From the Shadows


 He hides in the shadows, watching, waiting, until the time is right . . .

 Mary Kendricks, a smart, pretty, twenty-four-year-old teacher, has been brutally murdered and Robert Carter is accused of killing her. When defence lawyer, Dan Grant inherits Carter’s case only weeks before the trial starts, everyone expects him just to babysit it, but Dan’s not that kind of lawyer. He’ll follow the evidence – wherever it takes him.

 But as Dan and his investigator Jayne Brett look into the case, they discover that there is more to it than meets the eye. In order to do their jobs they need to push the limits of the system, even if it means putting themselves in danger. Together they will get to the truth – whatever the cost . . .

I have often found that authors with no real experience in crime don’t always write criminals with believable humanity and/or their law enforcement characters come off rigid and one dimensional but the rest of the book is good. Then you have those who spent their careers either as law enforcement, attorneys, etc who write good characters that could, and probably, are seemingly based on real people but the rest of the book shows they should’ve stuck to their day jobs; bad dialogue, plot holes, and sentence structure so bad you think they must’ve bribed teachers to pass them through school.

 On rare occasions an author like Neil White comes along and creates the whole package. White’s experience as a criminal lawyer shines through in his character development of Dan Grant and Jayne Brett among others. It takes a criminal lawyer to be able to write a good version of one so I often wondered when reading this if there was anything of White himself in how he created Grant. Brett I found very interesting and complex especially from my view point as a woman who has been in an abusive relationship. I felt there was a lot of authenticity in how he described what she felt, how she was dealing with it and the long term impact it can have on her psycho-social development.
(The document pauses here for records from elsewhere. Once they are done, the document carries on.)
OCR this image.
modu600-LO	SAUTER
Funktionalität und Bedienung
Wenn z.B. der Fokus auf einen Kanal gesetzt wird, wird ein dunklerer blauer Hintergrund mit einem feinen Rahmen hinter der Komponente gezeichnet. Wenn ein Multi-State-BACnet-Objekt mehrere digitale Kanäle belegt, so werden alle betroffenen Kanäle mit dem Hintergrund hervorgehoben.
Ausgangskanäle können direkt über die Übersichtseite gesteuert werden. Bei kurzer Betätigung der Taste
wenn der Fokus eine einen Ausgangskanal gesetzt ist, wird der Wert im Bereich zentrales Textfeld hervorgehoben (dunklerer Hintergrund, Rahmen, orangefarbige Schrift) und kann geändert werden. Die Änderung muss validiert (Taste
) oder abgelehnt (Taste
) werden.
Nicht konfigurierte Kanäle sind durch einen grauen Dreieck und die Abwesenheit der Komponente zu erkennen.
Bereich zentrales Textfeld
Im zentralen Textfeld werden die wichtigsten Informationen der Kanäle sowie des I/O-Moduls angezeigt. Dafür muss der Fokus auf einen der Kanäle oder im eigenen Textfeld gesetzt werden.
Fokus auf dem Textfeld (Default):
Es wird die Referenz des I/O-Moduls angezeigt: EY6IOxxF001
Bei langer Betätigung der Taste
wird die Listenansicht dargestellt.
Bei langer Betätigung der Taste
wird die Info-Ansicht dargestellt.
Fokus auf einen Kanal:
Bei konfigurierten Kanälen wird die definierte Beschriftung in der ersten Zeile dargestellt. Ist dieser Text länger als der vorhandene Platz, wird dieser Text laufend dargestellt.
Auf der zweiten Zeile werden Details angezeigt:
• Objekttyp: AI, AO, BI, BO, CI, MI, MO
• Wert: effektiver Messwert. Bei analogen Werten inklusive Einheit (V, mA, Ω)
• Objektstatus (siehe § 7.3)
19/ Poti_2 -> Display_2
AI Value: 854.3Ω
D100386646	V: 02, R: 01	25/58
 There weren’t any obvious plot issues as it kept my attention with intriguing action and a thrilling ending. This was such a fast paced novel I was glued to the pages needing to know how Grant and Brett were going to handle Carter’s case.

White’s writing reminded me a bit of John Grisham’s early days when he used to write those really good legal thrillers that were heavy on needing good characters to pull the story along. So if that’s your thing you really need to check this book out.

 Thank you to Netgalley and Bonnie Zaffre for allowing me to review this book.